After the only possible five-year extension agreed upon in 2021, the treaty reached its expiration date without a renewal being achieved. Since September, Russian President Vladimir Putin has been publicly calling for the extension of the agreement, arguing that its disappearance weakens global strategic stability. Washington, on the other hand, has taken a more ambiguous position: it maintains that any new nuclear control framework should include China.
That point is key. The New START was conceived as a strictly bilateral agreement between the two largest nuclear powers on the planet. Including China would require completely redesigning the framework, as Beijing possesses a significantly smaller arsenal and resists being bound to limits designed for Moscow and Washington. So far, China’s response has been silence or diplomatic caution, accompanied by a troubling fact: its nuclear arsenal continues to grow.
The numbers help to size up the scenario.
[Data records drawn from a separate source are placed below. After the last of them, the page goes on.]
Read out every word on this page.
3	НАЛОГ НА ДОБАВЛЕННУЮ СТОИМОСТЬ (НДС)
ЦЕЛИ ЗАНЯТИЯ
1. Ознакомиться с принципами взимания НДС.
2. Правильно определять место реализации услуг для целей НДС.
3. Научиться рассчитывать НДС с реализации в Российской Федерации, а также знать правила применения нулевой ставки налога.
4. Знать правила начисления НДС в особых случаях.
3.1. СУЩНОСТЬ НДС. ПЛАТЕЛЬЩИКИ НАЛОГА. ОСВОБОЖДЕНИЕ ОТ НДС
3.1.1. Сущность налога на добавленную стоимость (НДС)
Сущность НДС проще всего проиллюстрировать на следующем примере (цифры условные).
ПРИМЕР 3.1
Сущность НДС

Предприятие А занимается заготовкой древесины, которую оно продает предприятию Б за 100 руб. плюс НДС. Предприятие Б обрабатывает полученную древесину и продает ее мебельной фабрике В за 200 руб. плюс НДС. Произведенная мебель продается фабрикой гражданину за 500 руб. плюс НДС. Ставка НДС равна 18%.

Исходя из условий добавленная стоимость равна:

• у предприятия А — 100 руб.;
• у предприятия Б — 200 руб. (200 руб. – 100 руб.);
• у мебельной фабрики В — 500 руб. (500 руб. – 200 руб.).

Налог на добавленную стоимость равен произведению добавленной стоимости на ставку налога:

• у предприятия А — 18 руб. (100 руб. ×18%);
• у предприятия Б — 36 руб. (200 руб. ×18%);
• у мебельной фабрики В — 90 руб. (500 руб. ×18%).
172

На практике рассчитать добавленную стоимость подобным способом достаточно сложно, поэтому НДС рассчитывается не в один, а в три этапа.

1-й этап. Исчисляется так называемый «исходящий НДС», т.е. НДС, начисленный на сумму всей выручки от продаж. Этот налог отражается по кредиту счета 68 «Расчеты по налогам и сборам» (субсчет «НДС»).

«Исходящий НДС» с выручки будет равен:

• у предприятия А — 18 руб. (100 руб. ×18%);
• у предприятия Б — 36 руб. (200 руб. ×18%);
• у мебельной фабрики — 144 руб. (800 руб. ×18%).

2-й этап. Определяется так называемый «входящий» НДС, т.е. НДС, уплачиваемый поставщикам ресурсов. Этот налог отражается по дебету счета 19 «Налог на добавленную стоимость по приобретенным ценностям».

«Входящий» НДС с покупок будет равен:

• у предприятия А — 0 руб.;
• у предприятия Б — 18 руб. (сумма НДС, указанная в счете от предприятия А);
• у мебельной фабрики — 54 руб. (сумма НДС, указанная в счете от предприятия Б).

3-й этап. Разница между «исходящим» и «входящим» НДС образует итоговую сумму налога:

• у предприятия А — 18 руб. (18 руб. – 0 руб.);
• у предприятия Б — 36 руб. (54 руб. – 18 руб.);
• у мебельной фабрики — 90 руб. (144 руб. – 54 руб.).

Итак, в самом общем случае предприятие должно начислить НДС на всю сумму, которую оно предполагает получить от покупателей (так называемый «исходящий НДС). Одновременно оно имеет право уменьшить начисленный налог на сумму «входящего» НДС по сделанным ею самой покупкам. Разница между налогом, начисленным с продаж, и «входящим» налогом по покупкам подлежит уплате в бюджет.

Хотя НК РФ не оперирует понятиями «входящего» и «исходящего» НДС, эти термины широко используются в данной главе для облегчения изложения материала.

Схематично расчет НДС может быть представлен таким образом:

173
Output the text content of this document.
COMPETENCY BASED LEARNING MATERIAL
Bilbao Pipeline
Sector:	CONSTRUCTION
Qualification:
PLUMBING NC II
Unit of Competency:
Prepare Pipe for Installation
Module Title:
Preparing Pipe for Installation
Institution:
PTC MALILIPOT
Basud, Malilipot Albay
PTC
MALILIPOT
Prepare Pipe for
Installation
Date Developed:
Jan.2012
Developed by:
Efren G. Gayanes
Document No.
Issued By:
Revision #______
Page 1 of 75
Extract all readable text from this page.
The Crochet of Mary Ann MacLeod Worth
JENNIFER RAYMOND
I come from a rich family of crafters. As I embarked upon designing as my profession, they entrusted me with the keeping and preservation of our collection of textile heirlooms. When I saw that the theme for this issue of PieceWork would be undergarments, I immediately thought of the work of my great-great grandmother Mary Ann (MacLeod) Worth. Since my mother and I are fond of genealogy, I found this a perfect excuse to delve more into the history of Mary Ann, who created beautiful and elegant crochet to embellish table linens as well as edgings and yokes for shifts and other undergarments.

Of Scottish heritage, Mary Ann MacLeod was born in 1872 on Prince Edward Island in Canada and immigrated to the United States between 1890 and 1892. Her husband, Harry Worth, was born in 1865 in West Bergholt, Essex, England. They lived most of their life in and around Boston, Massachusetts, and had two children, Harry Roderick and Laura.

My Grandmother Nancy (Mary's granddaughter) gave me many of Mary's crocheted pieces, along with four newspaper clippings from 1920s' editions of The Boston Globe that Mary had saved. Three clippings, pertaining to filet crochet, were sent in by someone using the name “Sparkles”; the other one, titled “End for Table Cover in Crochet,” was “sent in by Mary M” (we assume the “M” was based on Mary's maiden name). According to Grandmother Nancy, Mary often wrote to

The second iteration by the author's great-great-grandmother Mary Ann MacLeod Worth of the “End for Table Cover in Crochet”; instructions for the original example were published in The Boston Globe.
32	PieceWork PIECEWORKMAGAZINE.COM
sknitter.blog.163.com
Russia currently possesses around 5,400 nuclear weapons in total, both deployed and stored. The United States has about 5,200. China, quite a bit behind, has close to 600, but with an expansion rate that worries analysts and military strategists. The imbalance remains large, but the trend is clear: the world is moving toward a more multipolar nuclear system.
The expiration of the New START implies something concrete and dangerous: for the first time in over half a century, there is no legally binding treaty limiting the strategic arsenals of the United States and Russia. There are no caps, no inspections, and no transparency obligations. Each power again depends solely on its intelligence capabilities and its reading of the other’s intentions.
In political terms, the setback is evident. Arms control agreements were one of the few consensuses that survived even the most tense moments of the Cold War. Today, however, the dominant logic is once again that of pure deterrence, power calculation, and implicit threat.
This is not a technical debate reserved for defense specialists or diplomats. It is a central discussion about the international order that is taking shape. A world marked by regional wars, growing geopolitical rivalries, and a sustained erosion of multilateral control mechanisms.
The disappearance of the New START does not guarantee a nuclear war, but it does eliminate one of the last brakes that existed to prevent it. In international politics, when rules disappear, what advances is not stability, but uncertainty.
This is not a diplomatic technicality nor a bureaucratic procedure that expired without further ado. It is, in historical terms, the return of a logic that the world believed had been overcome: that of nuclear power without clear limits or effective controls.